The Animal and Plant Health Inspection Service, a division of the U.S. Department of Agriculture, filed the complaint on Jan. 10, 2017. The allegations of mistreatment or neglect span from January 2012 to November 2016.
The complaint alleges that a juvenile lion died in February 2013 after it strangled itself on a collar that was around its neck. The complaint states that safari members violated regulations by failing to handle the animals as carefully as possible.
Other issues outlined in the complaint include animals having inadequate, unsafe or dirty shelters; inadequate or unsafe fencing separating animals from the public; allowing the public to interact with animals unsupervised; and animals having insufficient veterinary care.
In January 2014, several primates were exposed to cold conditions, resulting in a spider monkey losing several digits from frostbite on its hands and feet, according to the APHIS complaint. Some animals were left in an unheated outdoor enclosure when the temperature was 34 degrees and it was snowing and sleeting.
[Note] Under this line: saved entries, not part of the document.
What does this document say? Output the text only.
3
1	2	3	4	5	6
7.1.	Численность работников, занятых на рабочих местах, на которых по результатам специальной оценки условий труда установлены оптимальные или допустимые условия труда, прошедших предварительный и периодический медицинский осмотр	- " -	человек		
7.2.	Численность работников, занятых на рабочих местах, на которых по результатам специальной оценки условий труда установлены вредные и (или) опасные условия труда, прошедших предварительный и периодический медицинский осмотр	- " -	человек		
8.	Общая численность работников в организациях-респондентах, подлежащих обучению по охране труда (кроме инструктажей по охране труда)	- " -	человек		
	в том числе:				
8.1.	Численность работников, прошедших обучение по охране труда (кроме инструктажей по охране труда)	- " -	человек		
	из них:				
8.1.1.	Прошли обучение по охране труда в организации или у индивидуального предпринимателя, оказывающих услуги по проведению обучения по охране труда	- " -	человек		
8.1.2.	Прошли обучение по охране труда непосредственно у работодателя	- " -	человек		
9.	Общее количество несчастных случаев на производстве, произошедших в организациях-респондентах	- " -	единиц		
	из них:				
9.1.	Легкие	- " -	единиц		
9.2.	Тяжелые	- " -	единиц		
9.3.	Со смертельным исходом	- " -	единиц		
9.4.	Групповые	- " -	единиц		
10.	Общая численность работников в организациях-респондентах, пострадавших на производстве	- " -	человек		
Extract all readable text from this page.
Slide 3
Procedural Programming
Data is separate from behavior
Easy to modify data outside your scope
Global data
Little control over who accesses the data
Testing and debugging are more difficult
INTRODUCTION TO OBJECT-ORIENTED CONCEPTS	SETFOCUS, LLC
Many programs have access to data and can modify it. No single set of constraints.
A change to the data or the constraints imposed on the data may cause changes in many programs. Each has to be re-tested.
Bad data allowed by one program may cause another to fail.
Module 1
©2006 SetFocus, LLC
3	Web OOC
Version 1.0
In October of that year, there was not a sufficient barrier or distance between the public and a lion, and the safari allowed a park visitor to have direct contact with a lion.
The complaint also outlines several injuries that animals sustained, including an incident in January 2014 where an Olive baboon had a bent tail, which the baboon eventually chewed off.
In January 2012, an inspector found sheet metal had torn in the bear enclosure, which exposed sharp metal edges, the document states. Additionally several enclosures had an excessive buildup of waste and unclean water sources.
In November 2016, the APHIS reported that certain lion enclosures didn't have an adequate amount of shade, as the enclosures had no shade trees and only a tarp, which didn't provide shade for most of the day.
Leon Wilmoth, a manager at the safari said the complaint was not true.
He said every year they face some type of opposition like this as they try to renew their USDA license.
Wilmoth did say the lion cub mentioned in the complaint did happen but he told the USDA it was his fault.
He explained that the cub was going through some separation issues after its sibling was sold to an accredited zoo.
Wilmoth was trying to help the cub but had to leave during an emergency.
He said he should have taken the collar off but left in a hurry.
With as many animals as the zoo has, Wilmoth said some accidents will happen as he referred to to other violations outlined in the complaint.
Wilmoth said he was not ashamed of anything they do at the facility and is thankful for the the support shown by the community all these years.
“We’re here for several reasons one of them is not to make money," said Wilmoth. "We make ends meet but we’re here for the children.”